Thursday, December 27, 2012
The other night we had an early Christmas type dinner because my sister in law goes to her brothers every year at this time of year. My kids wanted to give her her Christmas presents before she left. They bought her a kindle, she's so happy. We had spaghetti and meatballs and braised pork, with salad, home made bread and these for dessert. They really are very tasty and oh so easy to make. Just be sure you line your pan with parchment paper and it comes up all the way on all the sides. My grandson AJ told me that whenever I make this again he wants me to make a double batch so he can have a whole pan for himself.....so there you have an opinion from a teenager.
I adapted this recipe from here
Using a pastry cutter or in a food processor blend together:
1 cup cold butter, cut in small pieces
1/2 cup sugar
1 1/2 cups flour
1/2 cup almond flour (make your own by grinding almonds)

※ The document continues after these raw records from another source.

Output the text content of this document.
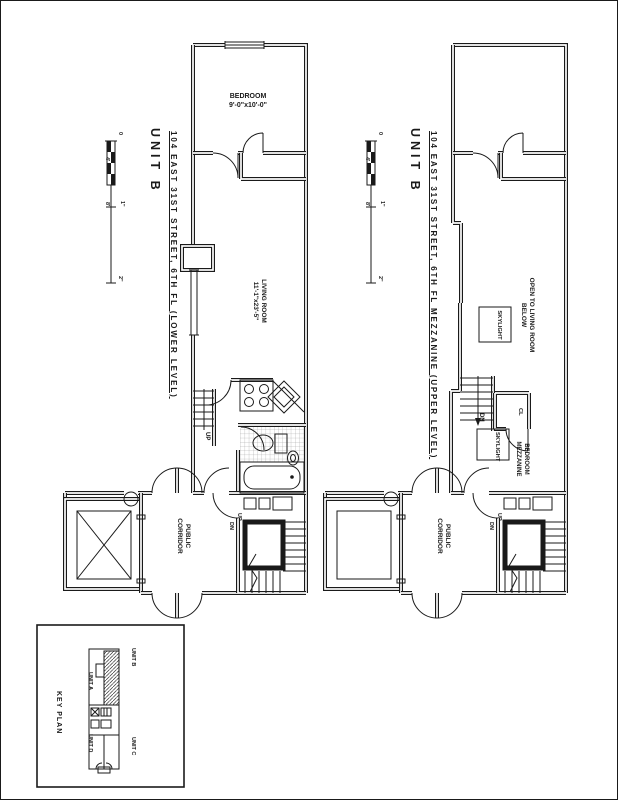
UNIT B 104 EAST 31ST STREET, 6TH FL (LOWER LEVEL)	UNIT B 104 EAST 31ST STREET, 6TH FL MEZZANINE (UPPER LEVEL)
BEDROOM
9'-0"x10'-0"
LIVING ROOM
11'-1"x23'-5"
UP
PUBLIC
CORRIDOR
UP
DN
OPEN TO LIVING ROOM
BELOW
SKYLIGHT
SKYLIGHT	BEDROOM
MEZZANINE
CL
DN
PUBLIC
CORRIDOR
UP
DN
KEY PLAN
UNIT B
UNIT A
UNIT D	UNIT C
0
4'
8' 1"
2"
0
4'
8' 1"
2"
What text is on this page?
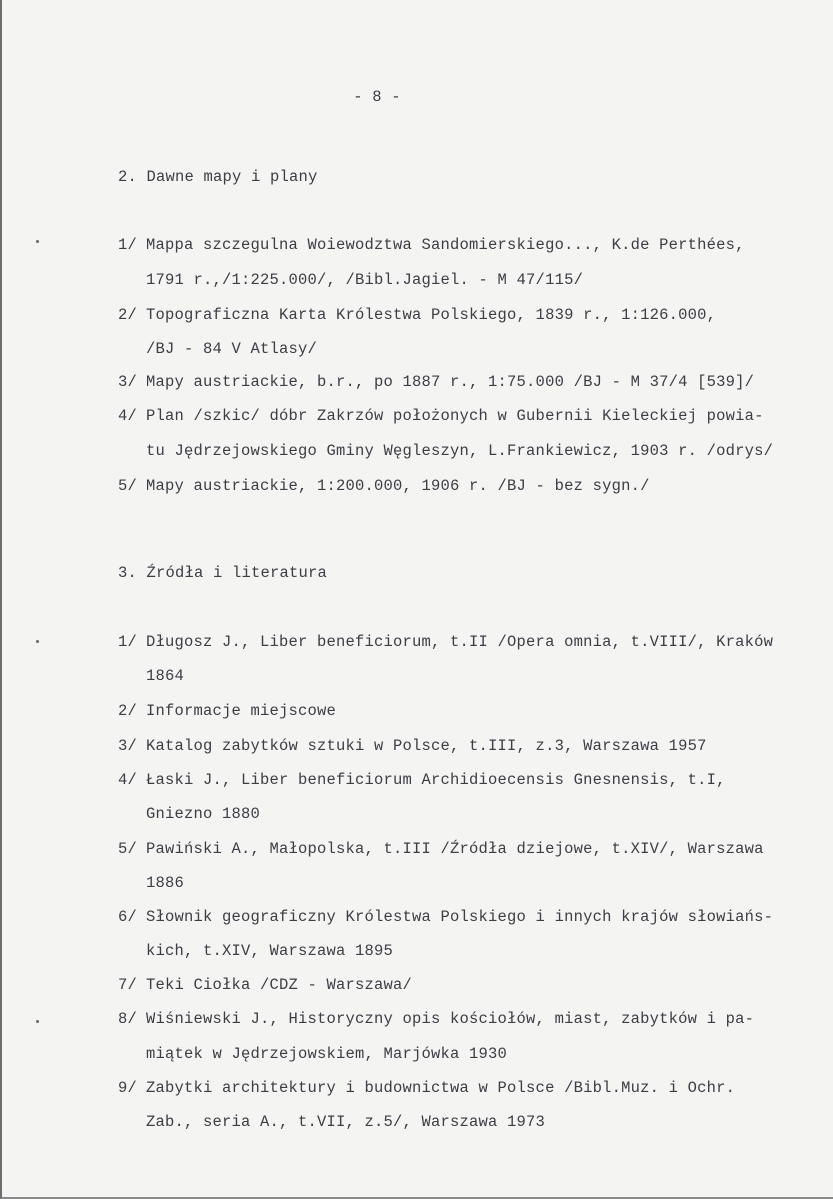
- 8 -
2. Dawne mapy i plany
1/ Mappa szczegulna Woiewodztwa Sandomierskiego..., K.de Perthées,
1791 r.,/1:225.000/, /Bibl.Jagiel. - M 47/115/
2/ Topograficzna Karta Królestwa Polskiego, 1839 r., 1:126.000,
/BJ - 84 V Atlasy/
3/ Mapy austriackie, b.r., po 1887 r., 1:75.000 /BJ - M 37/4 [539]/
4/ Plan /szkic/ dóbr Zakrzów położonych w Gubernii Kieleckiej powia-
tu Jędrzejowskiego Gminy Węgleszyn, L.Frankiewicz, 1903 r. /odrys/
5/ Mapy austriackie, 1:200.000, 1906 r. /BJ - bez sygn./
3. Źródła i literatura
1/ Długosz J., Liber beneficiorum, t.II /Opera omnia, t.VIII/, Kraków
1864
2/ Informacje miejscowe
3/ Katalog zabytków sztuki w Polsce, t.III, z.3, Warszawa 1957
4/ Łaski J., Liber beneficiorum Archidioecensis Gnesnensis, t.I,
Gniezno 1880
5/ Pawiński A., Małopolska, t.III /Źródła dziejowe, t.XIV/, Warszawa
1886
6/ Słownik geograficzny Królestwa Polskiego i innych krajów słowiańs-
kich, t.XIV, Warszawa 1895
7/ Teki Ciołka /CDZ - Warszawa/
8/ Wiśniewski J., Historyczny opis kościołów, miast, zabytków i pa-
miątek w Jędrzejowskiem, Marjówka 1930
9/ Zabytki architektury i budownictwa w Polsce /Bibl.Muz. i Ochr.
Zab., seria A., t.VII, z.5/, Warszawa 1973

Press evenly into the bottom of a greased and parchment paper lined 9x13 inch baking pan. Bake for 20 minutes at 350 degrees F ( 325 degrees F if you are using glass bake-ware)
For the lemon topping simply whisk together:
1 1/2 cups sugar
1/4 cup flour
zest of 3 lemons, very finely chopped
juice of 3 lemons
Allow the topping to sit for about 10 minutes before whisking together well and pouring over the baked shortbread base.
Bake at 350 degrees F for about another 20- 25 minutes or until the top is slightly browned and the custard appears to be set. Cool completely. Sprinkle with icing sugar when cool or try adding a meringue topping.
Thanks for stopping by, have a wonderful day and Remember to Find the Time to DO all the Things YOU Love.